For a series of groups, I'm showing the mean standardized stake at the second, third and fourth round of betting. Although the data is quite skewed, I've used a t-test to test whether there is a statistically significant difference between this mean and 1 (i.e. no change in bet size since the initial bet).

Given the data is skewed, I also want to perform a non-parametric test, but I'm having an issue with the median and a one-sample median test. Although for many groups the median is 1, the median test shows a statistically significant difference from 1. For example, one groups has approximately 4000 observations, of which 1800 are ties/zero or equal to exactly 1.

When performing a signrank test, 1800 observations are showing us as zero, while of the remaining 2200 observations, there are 200 more positive counts than negative, so the result of the one-sample median test is highly significant. It doesn't seem right.

Should I be using the signrank test for this at all? Would another test be more appropriate?

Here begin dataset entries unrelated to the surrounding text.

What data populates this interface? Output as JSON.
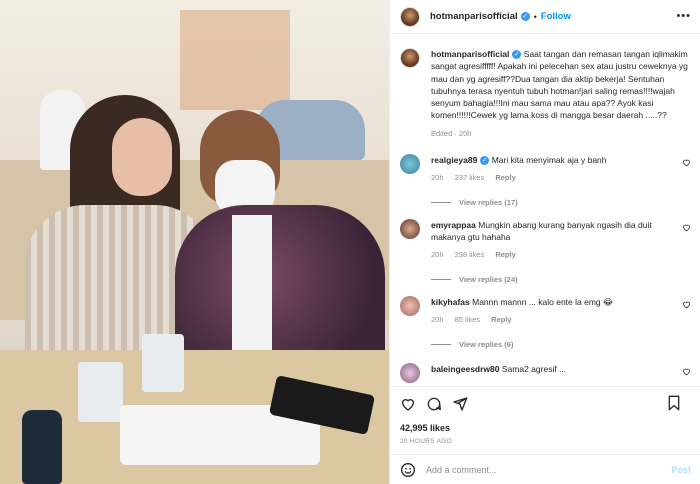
{
  "photo": {
    "alt": ""
  },
  "header": {
    "username": "hotmanparisofficial",
    "follow_label": "Follow",
    "more_glyph": "•••"
  },
  "caption": {
    "username": "hotmanparisofficial",
    "text": "Saat tangan dan remasan tangan iqlimakim sangat agresifffff! Apakah ini pelecehan sex atau justru ceweknya yg mau dan yg agresiff??Dua tangan dia aktip bekerja! Sentuhan tubuhnya terasa nyentuh tubuh hotman!jari saling remas!!!!wajah senyum bahagia!!!Ini mau sama mau atau apa?? Ayok kasi komen!!!!!!Cewek yg lama koss di mangga besar daerah .....??",
    "meta": "Edited · 20h"
  },
  "comments": [
    {
      "username": "realgieya89",
      "verified": true,
      "text": "Mari kita menyimak aja y banh",
      "time": "20h",
      "likes": "237 likes",
      "reply": "Reply",
      "view_replies": "View replies (17)",
      "avatar_color": "#4a9fbf"
    },
    {
      "username": "emyrappaa",
      "verified": false,
      "text": "Mungkin abang kurang banyak ngasih dia duit makanya gtu hahaha",
      "time": "20h",
      "likes": "298 likes",
      "reply": "Reply",
      "view_replies": "View replies (24)",
      "avatar_color": "#7a4b3a"
    },
    {
      "username": "kikyhafas",
      "verified": false,
      "text": "Mannn mannn ... kalo ente la emg 😂",
      "time": "20h",
      "likes": "85 likes",
      "reply": "Reply",
      "view_replies": "View replies (6)",
      "avatar_color": "#c4827c"
    },
    {
      "username": "baleingeesdrw80",
      "verified": false,
      "text": "Sama2 agresif ...",
      "time": "",
      "likes": "",
      "reply": "",
      "view_replies": "",
      "avatar_color": "#b98ab0"
    }
  ],
  "actions": {
    "likes": "42,995 likes",
    "date": "20 HOURS AGO"
  },
  "add_comment": {
    "placeholder": "Add a comment...",
    "post_label": "Post"
  },
  "colors": {
    "accent": "#0095f6",
    "verified": "#3897f0",
    "muted": "#8e8e8e"
  },
  "icons": [
    "heart-icon",
    "comment-icon",
    "share-icon",
    "bookmark-icon",
    "emoji-icon",
    "more-icon",
    "verified-icon"
  ]
}
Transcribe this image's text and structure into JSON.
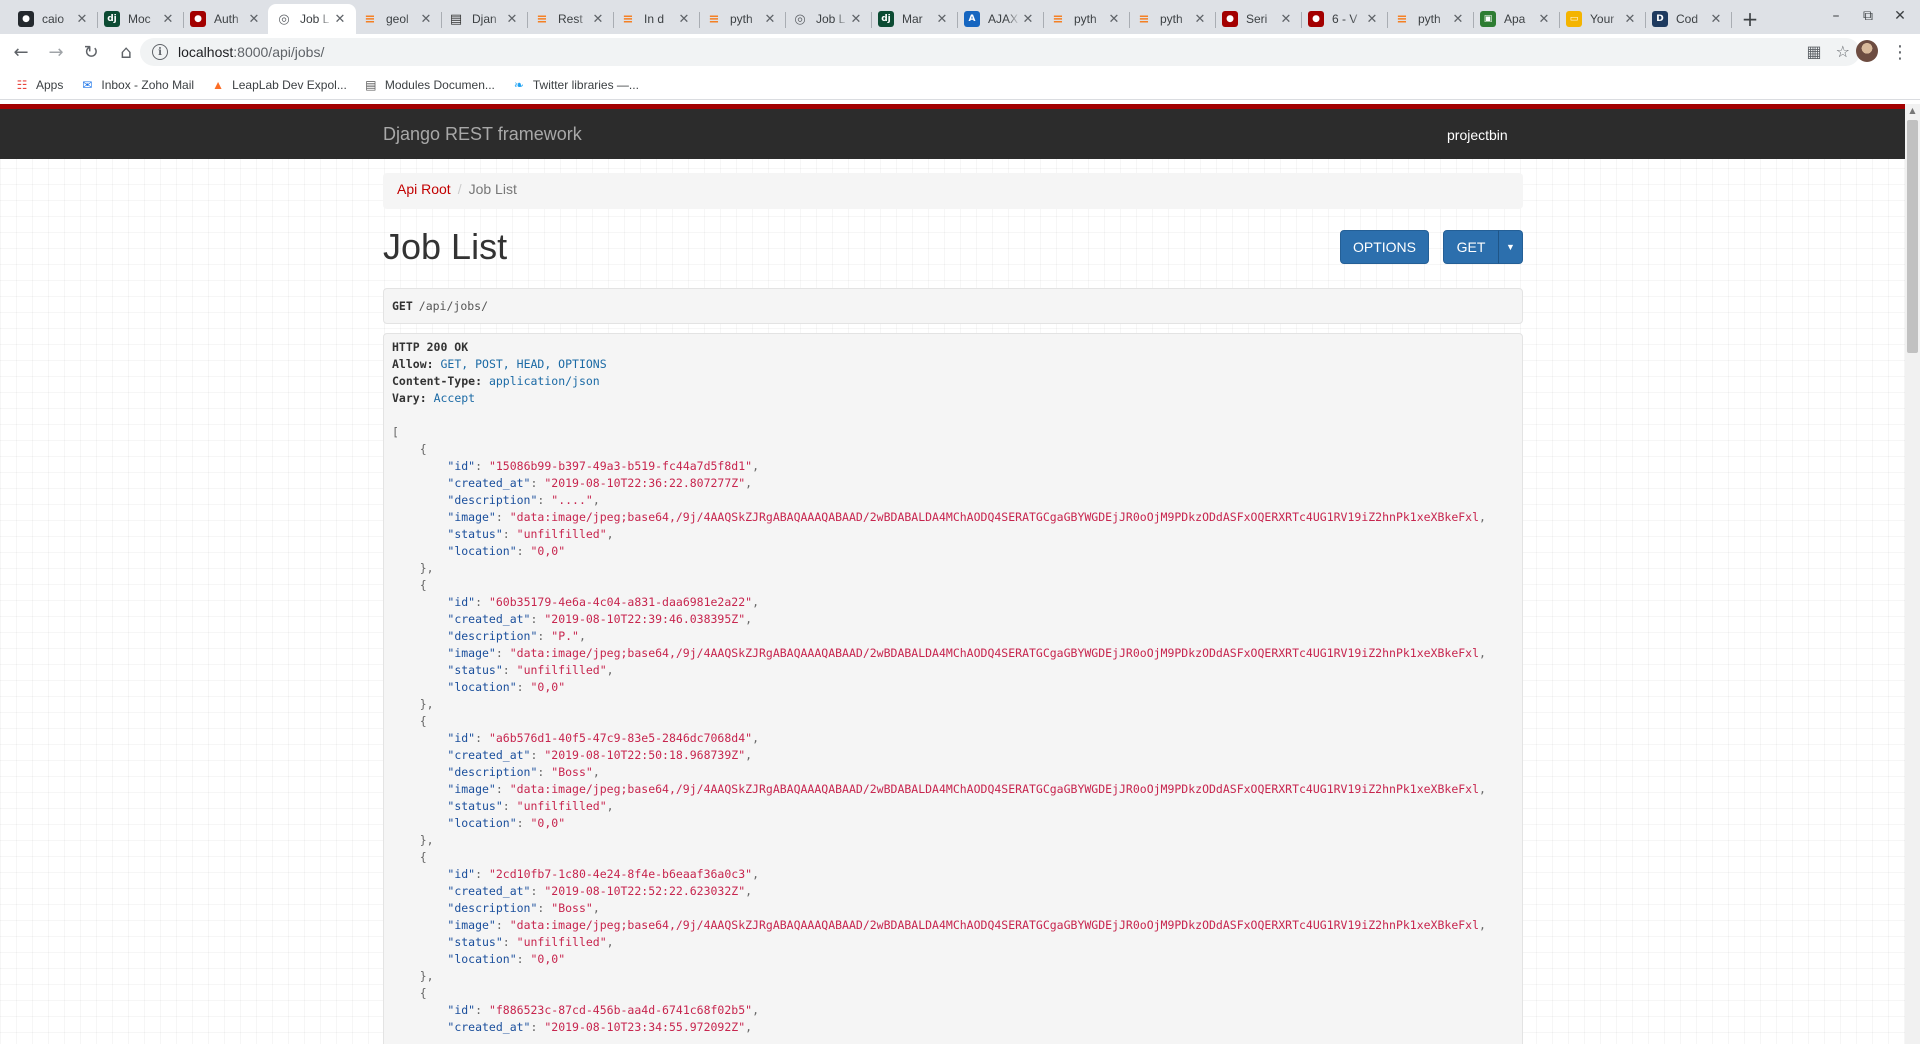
{
  "browser": {
    "tabs": [
      {
        "title": "caio",
        "icon": "github-icon",
        "color": "#24292e"
      },
      {
        "title": "Moc",
        "icon": "django-icon",
        "color": "#0c4b33"
      },
      {
        "title": "Auth",
        "icon": "django-rest-icon",
        "color": "#a30000"
      },
      {
        "title": "Job L",
        "icon": "globe-icon",
        "color": "#5f6368",
        "active": true
      },
      {
        "title": "geol",
        "icon": "stackoverflow-icon",
        "color": "#f48024"
      },
      {
        "title": "Djan",
        "icon": "book-icon",
        "color": "#333333"
      },
      {
        "title": "Rest",
        "icon": "stackoverflow-icon",
        "color": "#f48024"
      },
      {
        "title": "In d",
        "icon": "stackoverflow-icon",
        "color": "#f48024"
      },
      {
        "title": "pyth",
        "icon": "stackoverflow-icon",
        "color": "#f48024"
      },
      {
        "title": "Job L",
        "icon": "globe-icon",
        "color": "#5f6368"
      },
      {
        "title": "Mar",
        "icon": "django-icon",
        "color": "#0c4b33"
      },
      {
        "title": "AJAX",
        "icon": "ajax-icon",
        "color": "#1565c0"
      },
      {
        "title": "pyth",
        "icon": "stackoverflow-icon",
        "color": "#f48024"
      },
      {
        "title": "pyth",
        "icon": "stackoverflow-icon",
        "color": "#f48024"
      },
      {
        "title": "Seri",
        "icon": "django-rest-icon",
        "color": "#a30000"
      },
      {
        "title": "6 - V",
        "icon": "django-rest-icon",
        "color": "#a30000"
      },
      {
        "title": "pyth",
        "icon": "stackoverflow-icon",
        "color": "#f48024"
      },
      {
        "title": "Apa",
        "icon": "apache-icon",
        "color": "#2e7d32"
      },
      {
        "title": "Your",
        "icon": "slides-icon",
        "color": "#f4b400"
      },
      {
        "title": "Cod",
        "icon": "codepen-icon",
        "color": "#1e3a5f"
      }
    ],
    "url_host": "localhost",
    "url_rest": ":8000/api/jobs/",
    "bookmarks": [
      {
        "label": "Apps",
        "icon": "apps-grid-icon"
      },
      {
        "label": "Inbox - Zoho Mail",
        "icon": "mail-icon"
      },
      {
        "label": "LeapLab Dev Expol...",
        "icon": "gitlab-icon"
      },
      {
        "label": "Modules Documen...",
        "icon": "document-icon"
      },
      {
        "label": "Twitter libraries —...",
        "icon": "twitter-icon"
      }
    ]
  },
  "navbar": {
    "brand": "Django REST framework",
    "user": "projectbin"
  },
  "breadcrumb": {
    "root": "Api Root",
    "separator": "/",
    "current": "Job List"
  },
  "page": {
    "title": "Job List",
    "options_label": "OPTIONS",
    "get_label": "GET"
  },
  "request": {
    "method": "GET",
    "path": "/api/jobs/"
  },
  "response": {
    "status": "HTTP 200 OK",
    "headers": [
      {
        "name": "Allow:",
        "value": "GET, POST, HEAD, OPTIONS"
      },
      {
        "name": "Content-Type:",
        "value": "application/json"
      },
      {
        "name": "Vary:",
        "value": "Accept"
      }
    ],
    "image_prefix": "\"data:image/jpeg;base64,/9j/4AAQSkZJRgABAQAAAQABAAD/2wBDABALDA4MChAODQ4SERATGCgaGBYWGDEjJR0oOjM9PDkzODdASFxOQERXRTc4UG1RV19iZ2hnPk1xeXBkeFxl",
    "jobs": [
      {
        "id": "\"15086b99-b397-49a3-b519-fc44a7d5f8d1\"",
        "created_at": "\"2019-08-10T22:36:22.807277Z\"",
        "description": "\"....\"",
        "status": "\"unfilfilled\"",
        "location": "\"0,0\""
      },
      {
        "id": "\"60b35179-4e6a-4c04-a831-daa6981e2a22\"",
        "created_at": "\"2019-08-10T22:39:46.038395Z\"",
        "description": "\"P.\"",
        "status": "\"unfilfilled\"",
        "location": "\"0,0\""
      },
      {
        "id": "\"a6b576d1-40f5-47c9-83e5-2846dc7068d4\"",
        "created_at": "\"2019-08-10T22:50:18.968739Z\"",
        "description": "\"Boss\"",
        "status": "\"unfilfilled\"",
        "location": "\"0,0\""
      },
      {
        "id": "\"2cd10fb7-1c80-4e24-8f4e-b6eaaf36a0c3\"",
        "created_at": "\"2019-08-10T22:52:22.623032Z\"",
        "description": "\"Boss\"",
        "status": "\"unfilfilled\"",
        "location": "\"0,0\""
      },
      {
        "id": "\"f886523c-87cd-456b-aa4d-6741c68f02b5\"",
        "created_at": "\"2019-08-10T23:34:55.972092Z\""
      }
    ]
  },
  "colors": {
    "drf_red": "#a30000",
    "navbar_bg": "#2c2c2c",
    "button_blue": "#2c6fad",
    "link_red": "#c20000",
    "json_string": "#c7254e"
  }
}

  • $\begingroup$ The signed rank test assumes symmetry about the median. You might be able to adapt the sign test, but the effect of discreteness will need to be considered with care (i.e. you'll need to think about what you're actually trying to test and formulate both null and alternative - and from there, test statistic - so that they actually correspond to your question of interest) $\endgroup$
    – Glen_b
    May 21, 2014 at 23:19

1 Answer 1


You seem to want two things:

1) a test related to the mean

2) a nonparametric test

The obvious thing would be a permutation test, which can certainly use the mean as a test statistic. The two sample case is should be fairly simple, as long as you keep in mind that the observations are paired. Given that you are standardizing by dividing by the first bet, you may want to also consider whether you're better off working on the log-scale.

However, you also refer to "change in bet stake with each subsequent bet" which doesn't suggest a two-sample test, but some kind of test for trend across a variable number of bets -- at least if you expect it to be monotonic in bet-number (first bet, second bet, third bet, ...).

This might involve a variety of possible analyses, depending on what kinds of conclusions you're seeking to draw.